I’ve read arguments in online comments that universities spend too much money on unnecessary things, and that if they would just cut out the waste, the budget cuts would not hurt the schools. Having just graduated from Eastern Kentucky University, where the History department was situated in an old former dormitory that was always either hot as hell or cold as hell (depending on your definition of hell), I couldn’t see a lot of university waste.
But these new revelations about Ramsey’s top cronies just add fuel to those who support Bevin’s cuts. And I’m not a fan of giving Bevin any credit.
If only we could all get our outgoing bosses to secure our financial futures.
From the KyCIR story:
“It’s totally inappropriate for one university president to try to dictate the way his or her successor runs the shop,” said Richard Vedder, director of the Center for College Affordability and Productivity in Washington, D.C.
Well, yeah. That’s inappropriate for any job.
But this is what really grinds my gears:
“While most presidential contracts include provisions to pay for spouse travel and sports tickets, they almost always specify that private dollars would cover those costs. The university contracts instead call for “departmentally budgeted funds” to be used on spouses — who aren’t state employees — to go to conferences and sports tournaments.
“That suggests their attendance is being paid for by the citizens of the commonwealth of Kentucky,” Finkelstein noted.”
Are you kidding me? The taxpayers are paying for their spouses to go to ball games?
Students and employees pay large amounts of money just to park at the school in university-owned lots, while these top execs get $12,000 a year for car allowance. What? they don’t make enough money to buy their own Mercedes? They need the taxpayers and students to pay for them?

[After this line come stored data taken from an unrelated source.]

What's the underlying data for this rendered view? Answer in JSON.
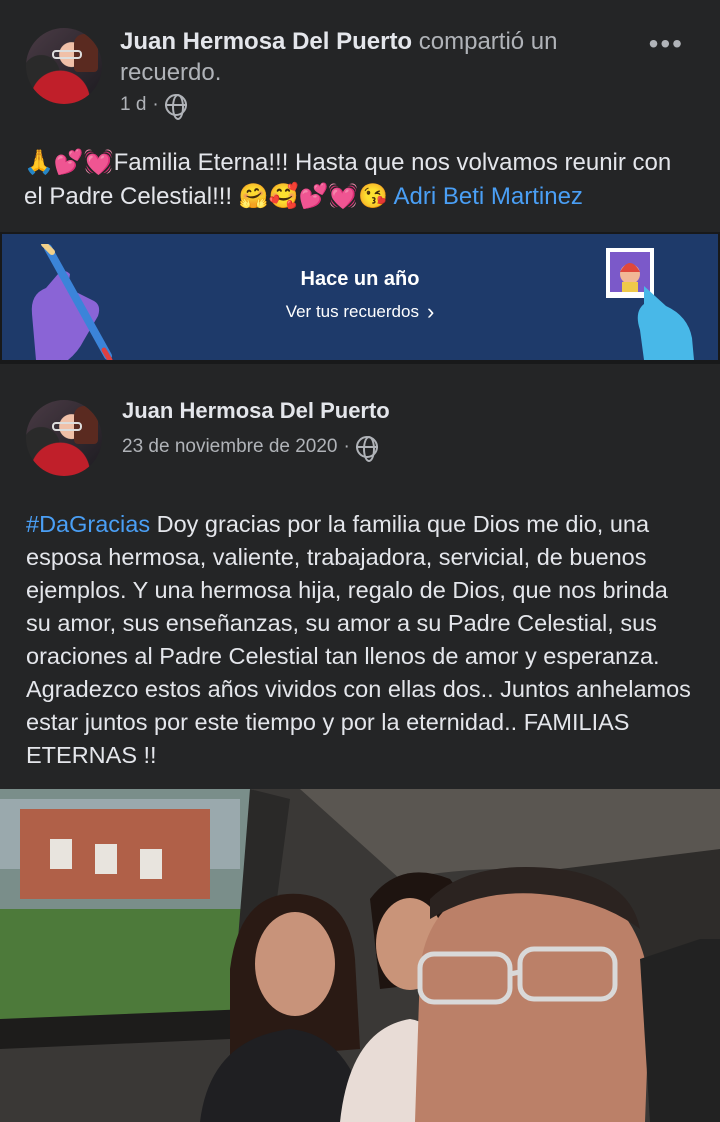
{
  "shared_post": {
    "author": "Juan Hermosa Del Puerto",
    "action": " compartió un recuerdo.",
    "time": "1 d",
    "separator": "·",
    "more": "•••",
    "caption_prefix": "🙏💕💓Familia Eterna!!! Hasta que nos volvamos reunir con el Padre Celestial!!! 🤗🥰💕💓😘 ",
    "caption_mention": "Adri Beti Martinez"
  },
  "memory_banner": {
    "title": "Hace un año",
    "link": "Ver tus recuerdos",
    "chevron": "›"
  },
  "original_post": {
    "author": "Juan Hermosa Del Puerto",
    "date": "23 de noviembre de 2020",
    "separator": "·",
    "hashtag": "#DaGracias",
    "body": " Doy gracias por la familia que Dios me dio, una esposa hermosa, valiente, trabajadora, servicial, de buenos ejemplos. Y una hermosa hija, regalo de Dios, que nos brinda su amor, sus enseñanzas, su amor a su Padre Celestial,  sus oraciones al Padre Celestial tan llenos de amor y esperanza.   Agradezco estos años vividos con ellas dos.. Juntos anhelamos estar juntos por este tiempo y por la eternidad.. FAMILIAS ETERNAS !!"
  },
  "icons": [
    "globe-icon",
    "more-options-icon",
    "chevron-right-icon"
  ],
  "colors": {
    "background": "#18191a",
    "card": "#242526",
    "banner": "#1e3a6a",
    "link": "#4a9ff5",
    "text": "#e4e6eb",
    "secondary_text": "#b0b3b8"
  }
}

Come on.
Seriously, Lisa, you don’t expect them to drive Toyotas, do you?
My car is worth 1/5 of their monthly car allowance. But nobody cares about my hoopty.
If these perks were the norm among university execs, I might not be so angry (well, I would, but I might not be bitterly blogging about it). But the story shows that these are not the usual bennies.
“The three compensation experts told KyCIR that the Ramsey-offered bonuses of 15 to 20 percent were unusually high.”
When budget cuts hit universities (or any business), usually the first thing to go is staff. Then tuition increases. While these guys get to live the good life — with contracts to prevent their pay from being cut — others lose their livelihoods or raise their student debt.
The university “ivory tower” is a term I usually deride. Most university professors — despite their advanced education and high student loan debt — don’t make much money. Especially in Kentucky. But Ramsey’s scorch-the-earth move just proved that the ivory tower exists: it’s just not for faculty. It’s for James Ramsey and his amigos.